- Country: Afghanistan
- Location: Surobi District, Kabul Province
- Coordinates: 34°33′21″N 69°28′45″E﻿ / ﻿34.55583°N 69.47917°E
- Purpose: Electricity
- Status: Operational
- Construction began: 1952
- Opening date: 1966
- Owner: Ministry of Energy and Water

Dam and spillways
- Type of dam: Gravity
- Impounds: Kabul River
- Height: 10 m (33 ft)
- Length: 67 m (220 ft)
- Elevation at crest: 1,645 m (5,397 ft)

Power Station
- Operator: Da Afghanistan Breshna Sherkat
- Annual generation: 40 MW

= Mahipar Dam =

Dam in Kabul Province of Afghanistan

The Mahipar Dam is located on the Kabul River next to the Kabul–Jalalabad Road in the western part of the Surobi District in Kabul Province of Afghanistan.
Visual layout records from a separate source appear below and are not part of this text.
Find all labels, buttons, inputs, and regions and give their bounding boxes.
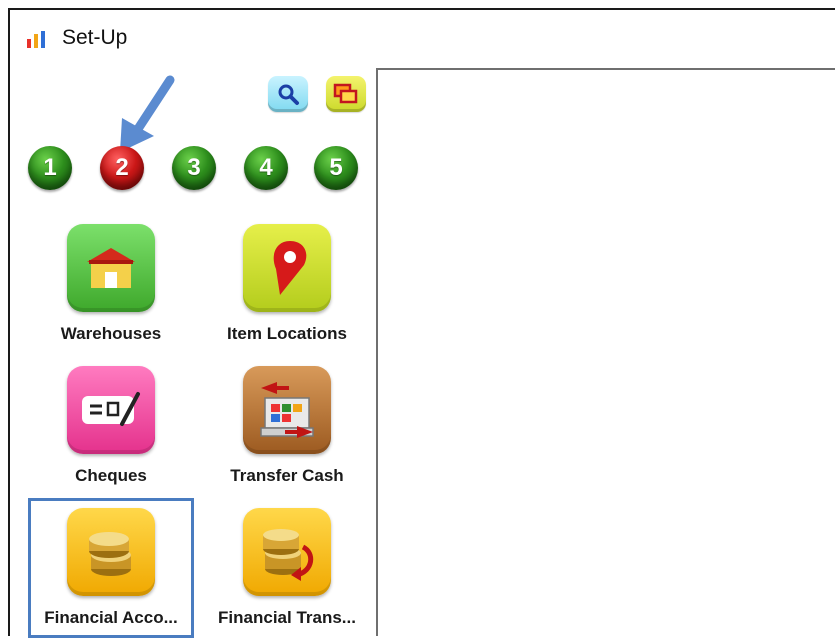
setup-window: Set-Up 1 2 3 4 5 Warehouses Item Locatio… (8, 8, 835, 638)
windows-icon (333, 83, 358, 104)
tile-item-locations[interactable]: Item Locations (202, 224, 372, 354)
content-panel (376, 68, 835, 636)
tile-label: Transfer Cash (230, 466, 344, 485)
tile-warehouses[interactable]: Warehouses (26, 224, 196, 354)
tile-label: Financial Acco... (44, 608, 178, 627)
page-button-4[interactable]: 4 (244, 146, 288, 190)
cheque-icon (82, 392, 140, 426)
page-button-3[interactable]: 3 (172, 146, 216, 190)
search-icon (278, 84, 299, 105)
coins-icon (89, 532, 131, 576)
tile-cheques[interactable]: Cheques (26, 366, 196, 496)
page-button-2[interactable]: 2 (100, 146, 144, 190)
map-pin-icon-box (243, 224, 331, 312)
window-title: Set-Up (62, 26, 128, 49)
warehouse-icon-box (67, 224, 155, 312)
search-button[interactable] (268, 76, 308, 112)
tile-transfer-cash[interactable]: Transfer Cash (202, 366, 372, 496)
page-5-label: 5 (329, 154, 343, 181)
cash-register-icon (260, 382, 314, 438)
coins-icon-box (67, 508, 155, 596)
cash-register-icon-box (243, 366, 331, 454)
coins-transfer-icon (263, 529, 314, 581)
tile-label: Financial Trans... (218, 608, 356, 627)
bar-chart-icon (27, 31, 45, 48)
coins-transfer-icon-box (243, 508, 331, 596)
map-pin-icon (273, 241, 307, 295)
page-button-1[interactable]: 1 (28, 146, 72, 190)
windows-button[interactable] (326, 76, 366, 112)
page-3-label: 3 (187, 154, 201, 181)
title-bar: Set-Up (10, 10, 835, 66)
page-1-label: 1 (43, 154, 57, 181)
page-2-label: 2 (115, 154, 129, 181)
page-button-5[interactable]: 5 (314, 146, 358, 190)
warehouse-icon (87, 248, 135, 288)
page-4-label: 4 (259, 154, 273, 181)
cheque-icon-box (67, 366, 155, 454)
tile-financial-transactions[interactable]: Financial Trans... (202, 508, 372, 638)
tile-financial-accounts[interactable]: Financial Acco... (26, 508, 196, 638)
tile-label: Cheques (75, 466, 147, 485)
tile-label: Item Locations (227, 324, 347, 343)
tile-label: Warehouses (60, 324, 162, 343)
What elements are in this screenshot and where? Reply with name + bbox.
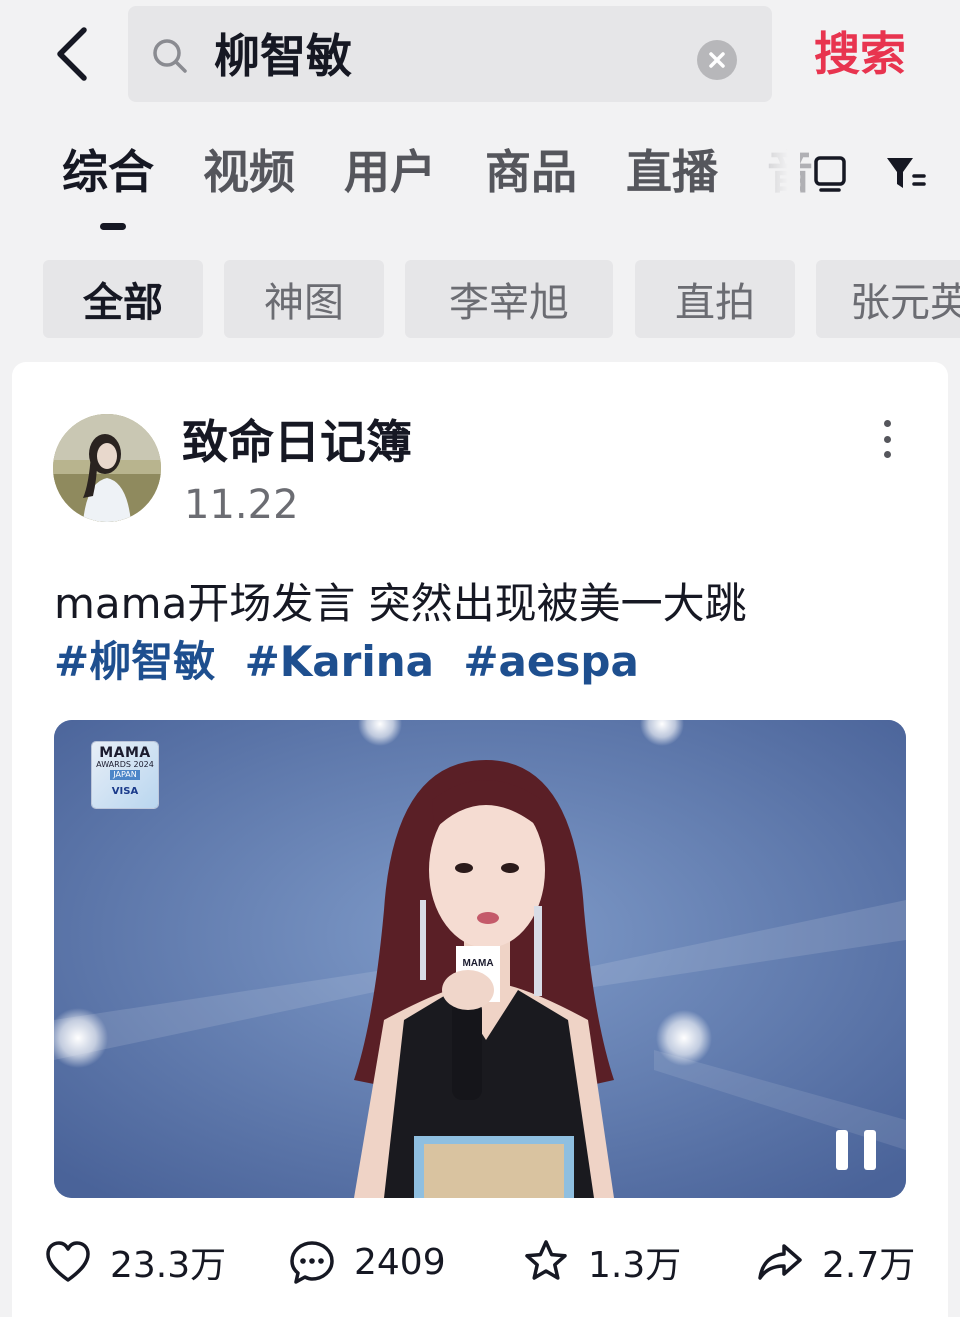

It is about 30 km away from the center of Kabul. It is a gravity dam owned and maintained by the country's Ministry of Energy and Water.

The Mahipar Dam was built in 1952 with the cooperation of Germany. It has a power station with 3 turbines that produce up to 40 megawatts of electricity. The power station is operated by Da Afghanistan Breshna Sherkat.